Отнюдь не бедные жители Мещанской слободы выстроили себе приходской храм во имя святых Адриана и Натальи, по именинам царицы Натальи Кирилловны, а надпись гласила, что  церковь сооружалась повелением государей Иоанна, Петра и царевны Софьи,  - все  это подчеркивало особый статус Мещанской слободы. Ее жители состояли на государевой службе, занимали должности в Посольском приказе, выполняли патриаршии заказы на изготовление богатых окладов для икон. Среди них были и лекари, и живописцы, и меховщики, которые заведовали соболиной казной - старинной «валютой» России. Однако к концу  XVII века там жили множество русских, и создать обособленную слободу не удалось.

Со времени  правления Федора Алексеевича начинается создание в Москве грузинской колонии, расположившейся в двух центрах - в селе Всехсвятском, что ныне на Соколе, и в районе Тишинки, где остались Большая и Малая Грузинские улицы. Грузия тоже терпела  бедствия от своих  воинственных иноверных соседей, прежде всего Османской империи и просила у   России защиты и помощи. В 1683 году в Москву  приехали сыновья царя Арчила II, и один из них, царевич Александр стал другом царя Петра, а потом и оказался у него в большой милости. Приняв  русское подданство, он сопровождал  государя в Амстердам, строил на Урале артиллерийские заводы и стал одним из первых русских генералов. Парадоксально, но Петр женил любимца на единственной дочери своего злейшего, уже покойного врага - Ивана Милославского, который был главным зачинщиком стрелецкого бунта 1682 года и владельцем села Всехсвятского. Это село перешло к грузинскому царевичу как приданое жены, а после ее смерти Петр пожаловал владение в полную собственность вдовца.  Так  Всехсвятское стало ядром  московской  грузинской колонии, где позднее была создана первая грузинская типография. А в 1699 году в Москву прибыл сам Арчил II со свитой и поселился во Всехсвятском.

При Петре же последовала новая волна грузинских эмигрантов. В 1724 году в Москву приехал царь Вахтанг IV с семьей,  духовенством и многочисленной свитой, в которой был и дворянин Зандукели -   предок Силы Сандунова, актера и создателя  славных московских  бань. Этот грузинский правитель тоже отправился во Всехсвятское. Однако  численность грузинской колонии в Москве  достигла уже нескольких тысяч человек, и тогда им отвели   прекрасные земли на  Тишинке, где образовалась Грузинская слобода с Успенской церковью. А под Грузинское подворье Петр отдал Донской монастырь:  в 1712 году там освятили Сретенский храм, устроенный как усыпальница грузинских царей и князей. Храм Всех Святых на Соколе тоже стал усыпальницей московских грузин. На его погосте похоронен Иван Багратион, отец генерала  Петра Багратиона - сам полководец и поставил памятник на отцовской могиле. Московская грузинская знать вошла в высшее общество Москвы, многие стали членами Английского клуба,  в их числе и  Петр Багратион. Именно потому его и чествовали после Шенграбенского сражения в Английском клубе на Страстном бульваре.  
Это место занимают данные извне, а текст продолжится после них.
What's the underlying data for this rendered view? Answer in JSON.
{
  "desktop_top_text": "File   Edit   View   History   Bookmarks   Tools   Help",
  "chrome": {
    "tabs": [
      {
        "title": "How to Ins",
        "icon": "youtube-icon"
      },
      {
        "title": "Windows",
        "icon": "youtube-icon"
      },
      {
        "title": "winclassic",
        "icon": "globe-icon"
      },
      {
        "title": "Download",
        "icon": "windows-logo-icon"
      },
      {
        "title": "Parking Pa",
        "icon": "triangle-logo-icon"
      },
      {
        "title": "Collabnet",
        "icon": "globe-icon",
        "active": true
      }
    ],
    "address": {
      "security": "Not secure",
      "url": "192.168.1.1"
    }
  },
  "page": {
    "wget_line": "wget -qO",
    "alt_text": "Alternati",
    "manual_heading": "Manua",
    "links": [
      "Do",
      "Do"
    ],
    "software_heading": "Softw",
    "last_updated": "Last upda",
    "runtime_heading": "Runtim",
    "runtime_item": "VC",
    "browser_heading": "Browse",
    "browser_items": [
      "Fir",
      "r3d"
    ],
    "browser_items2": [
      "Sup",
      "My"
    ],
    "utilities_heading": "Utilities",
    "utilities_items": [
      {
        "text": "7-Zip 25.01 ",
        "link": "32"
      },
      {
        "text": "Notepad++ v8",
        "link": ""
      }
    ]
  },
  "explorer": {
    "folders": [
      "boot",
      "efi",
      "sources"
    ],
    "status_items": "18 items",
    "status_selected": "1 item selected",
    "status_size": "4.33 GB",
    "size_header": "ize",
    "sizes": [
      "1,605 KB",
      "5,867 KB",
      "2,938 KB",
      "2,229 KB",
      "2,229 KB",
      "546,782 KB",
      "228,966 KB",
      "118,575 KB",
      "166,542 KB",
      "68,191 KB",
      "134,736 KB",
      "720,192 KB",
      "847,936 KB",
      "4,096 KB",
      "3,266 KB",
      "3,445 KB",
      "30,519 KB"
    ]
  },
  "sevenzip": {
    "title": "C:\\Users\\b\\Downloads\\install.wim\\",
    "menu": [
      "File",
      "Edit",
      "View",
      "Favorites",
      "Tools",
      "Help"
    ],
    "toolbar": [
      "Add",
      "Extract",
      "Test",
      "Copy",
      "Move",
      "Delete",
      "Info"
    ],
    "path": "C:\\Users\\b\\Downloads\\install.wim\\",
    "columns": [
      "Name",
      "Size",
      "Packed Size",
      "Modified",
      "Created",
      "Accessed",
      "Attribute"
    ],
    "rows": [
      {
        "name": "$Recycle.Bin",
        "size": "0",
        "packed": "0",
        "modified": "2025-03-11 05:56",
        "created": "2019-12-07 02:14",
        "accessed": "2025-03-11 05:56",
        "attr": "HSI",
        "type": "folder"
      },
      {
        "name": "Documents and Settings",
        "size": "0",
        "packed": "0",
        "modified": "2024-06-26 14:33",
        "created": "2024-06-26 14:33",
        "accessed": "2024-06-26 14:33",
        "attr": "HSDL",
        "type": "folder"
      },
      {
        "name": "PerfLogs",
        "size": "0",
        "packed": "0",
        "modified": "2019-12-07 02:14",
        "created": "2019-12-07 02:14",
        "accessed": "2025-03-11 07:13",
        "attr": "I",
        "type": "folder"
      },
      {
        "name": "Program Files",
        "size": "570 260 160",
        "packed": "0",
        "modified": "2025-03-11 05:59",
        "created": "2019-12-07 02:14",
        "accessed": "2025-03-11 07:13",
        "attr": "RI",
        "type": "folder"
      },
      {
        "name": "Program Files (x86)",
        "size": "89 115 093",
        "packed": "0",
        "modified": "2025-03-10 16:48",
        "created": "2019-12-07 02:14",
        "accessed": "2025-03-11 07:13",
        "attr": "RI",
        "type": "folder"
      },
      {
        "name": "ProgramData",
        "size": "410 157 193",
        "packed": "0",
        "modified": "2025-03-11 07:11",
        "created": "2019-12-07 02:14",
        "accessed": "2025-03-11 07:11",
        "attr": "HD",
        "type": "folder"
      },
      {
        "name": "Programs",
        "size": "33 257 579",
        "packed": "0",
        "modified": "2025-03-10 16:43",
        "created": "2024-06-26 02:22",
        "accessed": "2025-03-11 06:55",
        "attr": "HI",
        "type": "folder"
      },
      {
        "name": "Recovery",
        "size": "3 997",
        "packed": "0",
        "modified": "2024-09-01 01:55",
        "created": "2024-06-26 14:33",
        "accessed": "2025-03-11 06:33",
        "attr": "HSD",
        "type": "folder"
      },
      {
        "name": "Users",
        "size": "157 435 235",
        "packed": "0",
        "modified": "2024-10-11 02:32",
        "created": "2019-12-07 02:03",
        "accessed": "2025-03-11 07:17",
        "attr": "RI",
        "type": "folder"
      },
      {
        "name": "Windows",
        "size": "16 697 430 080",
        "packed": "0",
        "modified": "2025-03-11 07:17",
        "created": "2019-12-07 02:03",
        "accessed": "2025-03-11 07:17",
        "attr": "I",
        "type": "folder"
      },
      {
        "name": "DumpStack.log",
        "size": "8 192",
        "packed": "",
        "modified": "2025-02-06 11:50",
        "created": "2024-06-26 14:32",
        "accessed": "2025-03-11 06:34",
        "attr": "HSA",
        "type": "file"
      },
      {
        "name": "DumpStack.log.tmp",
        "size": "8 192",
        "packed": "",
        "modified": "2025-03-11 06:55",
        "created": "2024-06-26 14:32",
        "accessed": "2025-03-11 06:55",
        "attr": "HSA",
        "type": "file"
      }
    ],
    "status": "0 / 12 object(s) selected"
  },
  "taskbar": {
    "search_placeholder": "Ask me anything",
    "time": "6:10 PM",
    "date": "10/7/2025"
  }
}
А  царевич Александр Арчилович  попал в Северной войне в плен и умер в  Стокгольме  в 1711 году, не оставив потомства. Всехсвятское перешло к  его сестре Дарье Арчиловне. Она и построила здесь в 1733- 1736 годах новую, дожившую до наших дней церковь Всех Святых с приделом во имя  праведных Симеона Богоприимца и Анны Пророчицы - в честь тезоименитства императрицы Анны Иоанновны, которая  благоволила Дарье Арчиловне. В то время богослужения в ней  велись на грузинском языке.  

Мирно отнеслись москвичи и к армянской колонии.  Первое упоминание об армянском дворе в Москве относится к 1390 году, но основной поток армянских переселенцев начался при царе Алексее Михайловиче, когда они покидали родину, завоеванную Персией и Турцией, и предпочитали селиться в христианских странах. Россия тоже хотела иметь у себя армянских мастеров. В их числе был живописец Богдан Салтанов, писавший иконы в европейской технике, что было новшеством для Москвы, и у него учился русский мастер Карп Золотарев, участвовавший в строительстве церкви Покрова в Филях.  

Армяне селились во многих местах Москвы, и в Китай-городе и на Пресне, но  главная их  колония  образовалась в районе Покровки, оставив имя Армянскому переулку. Прежде он назывался Столповским, от чудотворной иконы Симеона Столпника в местном Никольском храме, и тут уже в XVII веке были дворы армянских купцов. В 1758 году из Персии приехал богатый армянин Лазарь Лазарев, который стал фактическим основателем местной колонии:  он скупил  дворы между Маросейкой и Мясницкой улицей и расселил    соплеменников. В 1779 году с разрешения императрицы здесь появилась армянская Крестовоздвиженская церковь по проекту архитектора Ю. Фельтена, автора решетки Летнего сада.

Московские армяне отметились благим делом. Сын Лазарева Иоаким в мае 1815 года открыл армянское учебное заведение, предполагавшееся как училище для бедных  детей, но превратившееся в Лазаревский институт восточных языков, с армянской  типографией при нем.  Здесь учились и русские, в их числе и К.С.Станиславский, а армяне в свою очередь, учились в Московском университете и особенно в Петровской сельскохозяйственной академии.  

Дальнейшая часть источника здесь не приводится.